In das Muster des Kragens hatte ich mich nicht so schnell eingestrickt, obwohl es ganz einfach ist. Jetzt geht es und ich kann es fast blind stricken. 
Im Kragen und in der Blende müssen short rows (verkürzte Reihen) gestrickt werden. Dank Internet habe ich schnell herausgefunden wie das geht.
Die Zunahmen im Schulterbereich sind sehr unterschiedlich. Mal wird an den Armen, mal im Rückenteil, dann wieder vorn oder einfach überall zugenommen. Dazu alle 6 Reihen verkürzte Reihen stricken und das Streifenmuster aus 4 R zweifädig und 2 R einfädig. Da kann man schon mal durcheinander kommen. Aber weit gefehlt. In der Strickanleitung gibt es eine tolle übersichtliche Tabelle in der Reihe für Reihe alles genau notiert ist und die das Stricken unheimlich erleichtert. 



Ich stricke jetzt noch ein paar Reihen und wünsche euch einen schönen Sonntag Abend.

Liebe Grüße Andrea


Cardigan: BeauB
Wolle: Silkhair Lana Grossa - 041 silbergrau (210m/25g)
Cool Wool Lana Grossa - 0589 steingrau (160m/50g)
Nadel: 4,5


16.09.2015

personal Book dose


Heute möchten wir, meine Blogleserin Yvonne und ich, euch unsere zweite personal book dose vorstellen. Die personal book dose ist eine Aktion von Thalia, ich hatte hier schon mal genau darüber berichtet. 

Unser Überraschungspaket kam vor den Sommerferien und so konnten wir entspannt in den Büchern schmökern. Dieses Mal gab es ein ausgefallenes Kochbuch, einen Bestseller und ein Fashionroman .




Yvonne: Mit Witz, Freude und ganz viel Reiselust beschreibt Meike Winnemuth ihre fast ungeplante Reise um die Welt in Form von Briefen an ihre Familie und Freunde. Von ihrem gewonnen Geld bei „Wer wird Millionär?“ entscheidet sie sich, die großen Länder unserer Erde zu besuchen. Von Australien über Israel bis nach Kuba treibt es Winnemuth. 
In ihrem Buch hält sie ihre schönen und beeindruckenden sowie überraschenden Momente fest. Man lernt viel über den Menschen Meike Winnemuth selbst, und wie sie die einzelnen Länder wahrnimmt. Eingefügtes Material, wie Bilder und Karten, liefert einen zusätzlichen Eindruck. Manchmal wünscht man sich vielleicht eine etwas detailliertere Beschreibung der Länder und deren Örtlichkeiten. Da dies aber kein Reiseführer sondern ein Roman ist, kann man es ihr nachsehen. Meike Winnemuths positive und selbstironische Einstellung dem Leben gegenüber springt oft auf den Leser über und macht das Leseerlebnis umso schöner. Das Buch ist sehr zu empfehlen. 

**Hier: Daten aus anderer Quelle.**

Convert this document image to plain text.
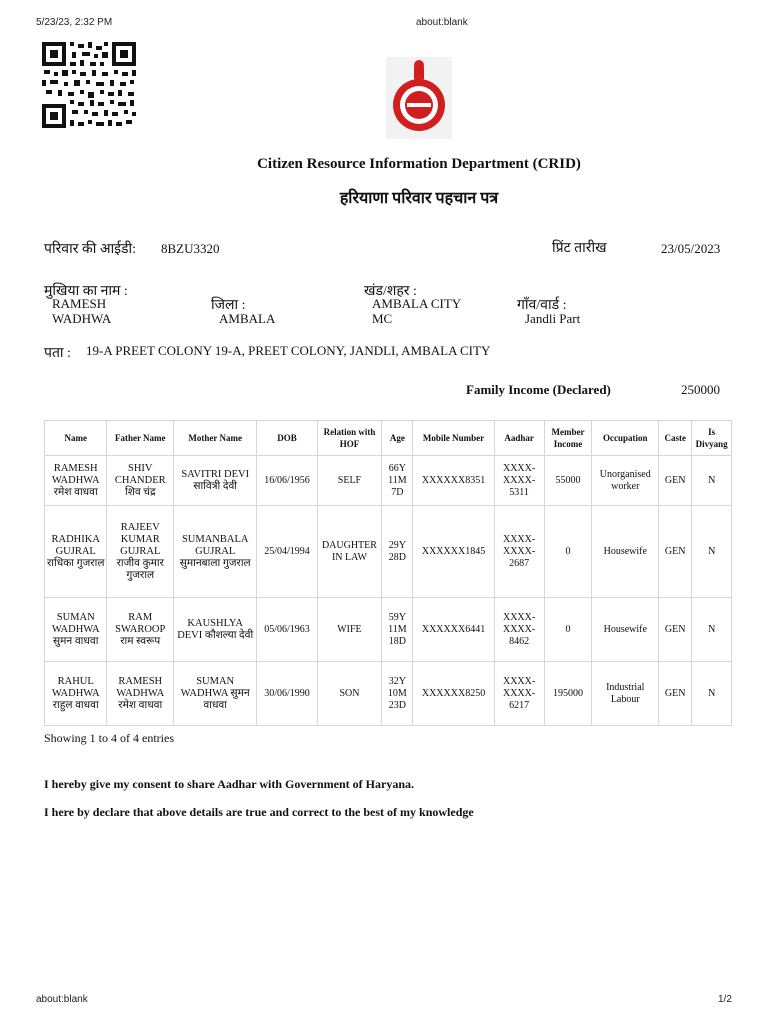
5/23/23, 2:32 PM	about:blank
Citizen Resource Information Department (CRID)
हरियाणा परिवार पहचान पत्र
परिवार की आईडी: 8BZU3320	प्रिंट तारीख	23/05/2023
मुखिया का नाम :
RAMESH
WADHWA
जिला :
AMBALA
खंड/शहर :
AMBALA CITY
MC
गाँव/वार्ड :
Jandli Part
पता : 19-A PREET COLONY 19-A, PREET COLONY, JANDLI, AMBALA CITY
Family Income (Declared)	250000
Name	Father Name	Mother Name	DOB	Relation with HOF	Age	Mobile Number	Aadhar	Member Income	Occupation	Caste	Is Divyang
RAMESH WADHWA रमेश वाधवा	SHIV CHANDER शिव चंद्र	SAVITRI DEVI सावित्री देवी	16/06/1956	SELF	66Y 11M 7D	XXXXXX8351	XXXX-XXXX-5311	55000	Unorganised worker	GEN	N
RADHIKA GUJRAL राधिका गुजराल	RAJEEV KUMAR GUJRAL राजीव कुमार गुजराल	SUMANBALA GUJRAL सुमानबाला गुजराल	25/04/1994	DAUGHTER IN LAW	29Y 28D	XXXXXX1845	XXXX-XXXX-2687	0	Housewife	GEN	N
SUMAN WADHWA सुमन वाधवा	RAM SWAROOP राम स्वरूप	KAUSHLYA DEVI कौशल्या देवी	05/06/1963	WIFE	59Y 11M 18D	XXXXXX6441	XXXX-XXXX-8462	0	Housewife	GEN	N
RAHUL WADHWA राहुल वाधवा	RAMESH WADHWA रमेश वाधवा	SUMAN WADHWA सुमन वाधवा	30/06/1990	SON	32Y 10M 23D	XXXXXX8250	XXXX-XXXX-6217	195000	Industrial Labour	GEN	N
Showing 1 to 4 of 4 entries
I hereby give my consent to share Aadhar with Government of Haryana.
I here by declare that above details are true and correct to the best of my knowledge
about:blank	1/2
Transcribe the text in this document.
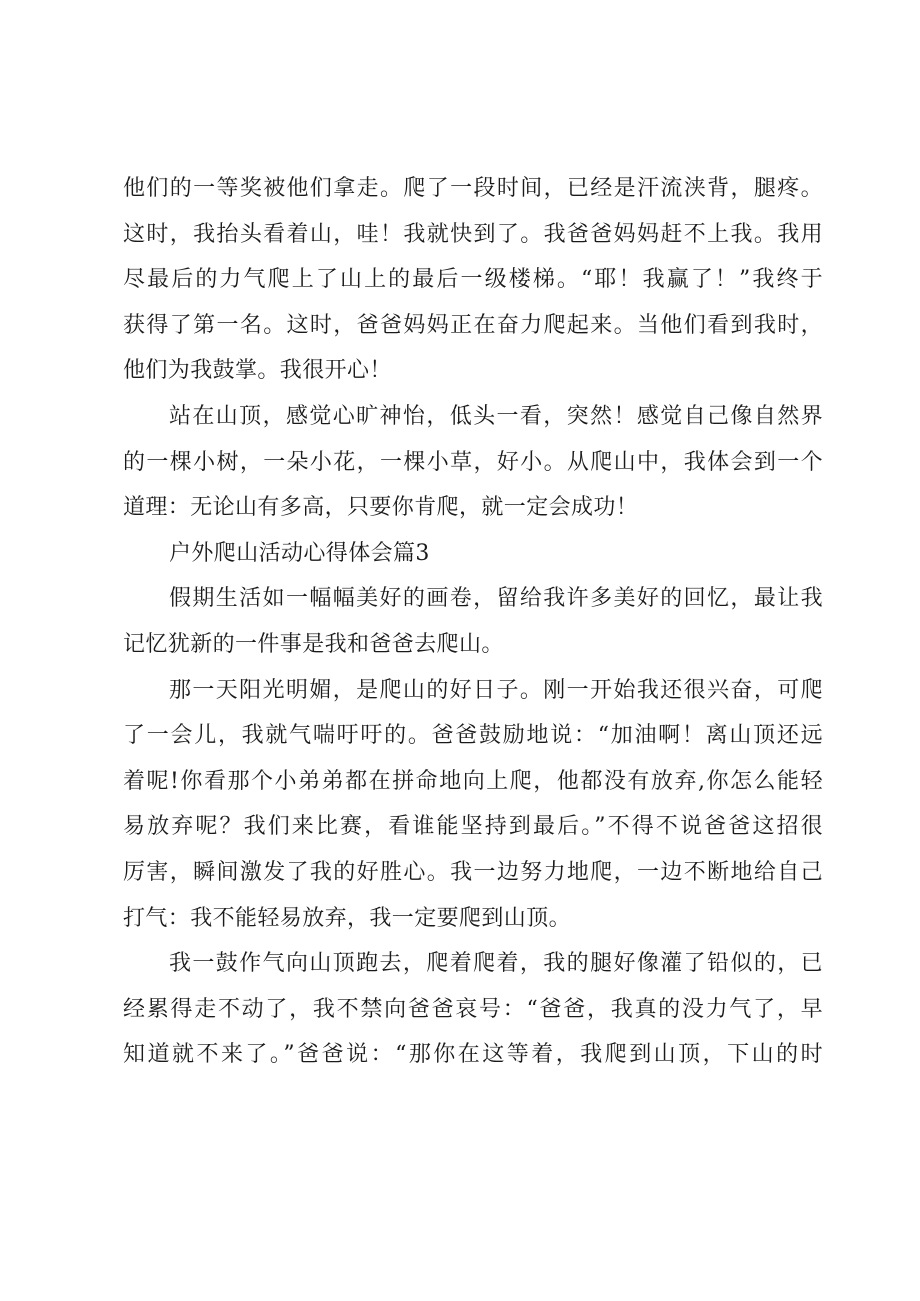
他们的一等奖被他们拿走。爬了一段时间，已经是汗流浃背，腿疼。
这时，我抬头看着山，哇！我就快到了。我爸爸妈妈赶不上我。我用
尽最后的力气爬上了山上的最后一级楼梯。“耶！我赢了！”我终于
获得了第一名。这时，爸爸妈妈正在奋力爬起来。当他们看到我时，
他们为我鼓掌。我很开心！
站在山顶，感觉心旷神怡，低头一看，突然！感觉自己像自然界
的一棵小树，一朵小花，一棵小草，好小。从爬山中，我体会到一个
道理：无论山有多高，只要你肯爬，就一定会成功！
户外爬山活动心得体会篇3
假期生活如一幅幅美好的画卷，留给我许多美好的回忆，最让我
记忆犹新的一件事是我和爸爸去爬山。
那一天阳光明媚，是爬山的好日子。刚一开始我还很兴奋，可爬
了一会儿，我就气喘吁吁的。爸爸鼓励地说：“加油啊！离山顶还远
着呢!你看那个小弟弟都在拼命地向上爬，他都没有放弃,你怎么能轻
易放弃呢？我们来比赛，看谁能坚持到最后。”不得不说爸爸这招很
厉害，瞬间激发了我的好胜心。我一边努力地爬，一边不断地给自己
打气：我不能轻易放弃，我一定要爬到山顶。
我一鼓作气向山顶跑去，爬着爬着，我的腿好像灌了铅似的，已
经累得走不动了，我不禁向爸爸哀号：“爸爸，我真的没力气了，早
知道就不来了。”爸爸说：“那你在这等着，我爬到山顶，下山的时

Ich: Ein Bestseller, wow, ich hatte große Erwartungen an das Buch und es stand sogar auf meiner Bücher Wunschliste. Um was es in dem Buch geht, hat Yvonne schön und treffend beschrieben. 
Ich bin etwas zwiegespalten bei diesem Buch. Zum einen finde ich es beeindruckend wie mutig Frau Winnemuth ihre Reise angeht, dabei immer offen und positiv auf Menschen und neue Orte zugeht. Zum anderen empfand ich das Buch stellenweise verletzend den Menschen gegenüber, die nur ein paar Wochen im Jahr Urlaub haben, nebenbei Familie und Kinder versorgen und einen Beruf nachgehen, der nicht von überall auf der Welt ausgeführt werden kann. 
Wer in diesem Buch einen Reiseführer sucht, ist falsch beraten. Über die Städte erfährt man eher wenig. Man bekommt vielleicht, durch die Augen von Frau Winnemuth, ein Gefühl für die Stadt. 
Ich habe mich schwer getan das Buch zu Ende zu lesen. Zurück bleibt jedoch die Erkenntnis - geh positiv in die Welt. 
Das Buch ist durchaus empfehlenswert, lest es und bildet euch euer eigenes Urteil. 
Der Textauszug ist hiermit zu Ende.